Pretende-se, de igual modo, constituir um acervo documental de memória, através do registo do evento, que possa ser usado como ferramenta de divulgação dos usos e costumes Marinhões junto da população mais jovem, que, na sua maioria, desconhece este extraordinário património identitário.
A DEVOÇÃO A SÃO GONÇALO: ENTRE O SAGRADO E PROFANO
A vida das gentes da beira-ria era marcada pelos ciclos agrícolas, pontuados, ao longo do ano, com festas e romarias que, de certa forma, ajudavam a amenizar a dureza do dia-a-dia do trabalho da terra, proporcionando momentos de diversão e de convívio.
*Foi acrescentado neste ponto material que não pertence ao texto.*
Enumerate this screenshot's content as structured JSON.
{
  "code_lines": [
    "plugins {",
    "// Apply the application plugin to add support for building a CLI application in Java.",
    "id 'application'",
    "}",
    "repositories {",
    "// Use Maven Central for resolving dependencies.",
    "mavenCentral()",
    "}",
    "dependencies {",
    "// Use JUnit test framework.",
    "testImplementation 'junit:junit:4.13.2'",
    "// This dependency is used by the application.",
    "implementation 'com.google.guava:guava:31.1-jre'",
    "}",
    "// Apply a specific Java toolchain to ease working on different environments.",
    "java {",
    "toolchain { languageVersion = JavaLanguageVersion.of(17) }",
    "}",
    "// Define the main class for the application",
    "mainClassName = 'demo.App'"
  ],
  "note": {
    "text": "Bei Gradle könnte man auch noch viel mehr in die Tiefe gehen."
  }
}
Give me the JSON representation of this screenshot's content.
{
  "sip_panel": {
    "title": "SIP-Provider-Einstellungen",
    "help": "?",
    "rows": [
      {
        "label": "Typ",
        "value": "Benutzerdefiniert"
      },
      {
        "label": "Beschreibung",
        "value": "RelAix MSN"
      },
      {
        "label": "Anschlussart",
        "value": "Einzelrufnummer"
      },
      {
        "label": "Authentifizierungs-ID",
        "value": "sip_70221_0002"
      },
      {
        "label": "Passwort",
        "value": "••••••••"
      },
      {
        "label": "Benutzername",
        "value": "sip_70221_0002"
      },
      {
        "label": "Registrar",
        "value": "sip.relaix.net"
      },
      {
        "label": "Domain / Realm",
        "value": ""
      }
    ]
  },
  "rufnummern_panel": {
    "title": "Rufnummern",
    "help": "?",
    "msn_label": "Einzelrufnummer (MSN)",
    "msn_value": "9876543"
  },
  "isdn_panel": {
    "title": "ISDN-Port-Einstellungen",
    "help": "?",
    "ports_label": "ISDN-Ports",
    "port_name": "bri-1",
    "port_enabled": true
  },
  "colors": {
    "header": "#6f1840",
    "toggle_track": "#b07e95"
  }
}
As festas eram, também, uma expressão eloquente da fé e da religiosidade das gentes Marinhoas, que depositavam, no divino, a sua confiança e as suas expetativas.
Nas aflições, os marinhões recorriam aos seus santos de devoção: os males da garganta a São Brás, os olhos a Santa Luzia, as febres a S. Paio e os cravos e verrugas a São Gonçalo. Os santos, solícitos à prece dos devotos, livravam-nos das maleitas. Em troca, os penitentes agradeciam a intercessão, cumprindo as promessas que faziam aos santos.
No que a S. Gonçalo dizia respeito, o cumprimento das promessas tinha associada uma ritualidade específica e diferenciadora, que não tinha paralelo na devoção a outros santos, e que misturava, de certa forma, o sagrado e o profano.
As devotas cumpriam a promessa levando uma "novena a S. Gonçalo", um grupo de 9 raparigas e 9 rapazes, normalmente crianças e jovens, que acompanhavam a crente, desde a sua residência, até à capela de S. Gonçalo. Os rapazes levavam, ao ombro, um pinheirinho com uma chouriça pendurada, enquanto que as raparigas levavam, à cabeça, uma pada com cravos espetados. Quem cumpria a promessa ia vestida de forma peculiar, com um robe ou camisa de dormir, levando à cabeça um penico com papas de milho.
Chegados à capela, rezavam o terço em conjunto. Por vezes, associado ao ritual, já de si singular, existia um momento particularmente curioso e até inusitado: a devota retirava-se para um local reservado, normalmente a sacristia, onde, longe dos olhares da multidão, mostrava o traseiro ao santo. Cumprida a promessa, o grupo merendava junto à capela, comendo o pão, a chouriça e as papas que levavam.
Para além da ritualidade, a Romaria de São Gonçalo possuía, como festa popular, alguns elementos que a diferenciavam. Um deles era a "subida ao mastro", que consistia um desafio ou prova para os jovens rapazes. No recinto da festa era colocado uma grande vara de eucalipto, descascada e ensebada, que tinha pendurada no topo uma gaiola com um galo. Quem demonstrasse agilidade suficiente para trepar, mastro acima, e apanhasse a gaiola, ganhava o direito a ficar com o galo e, certamente, a admiração das centenas de pessoas que assistiam ao feito.
Estes aspetos, conjuntamente com a procissão, a feira, e música serão recriados no dia 5 de junho.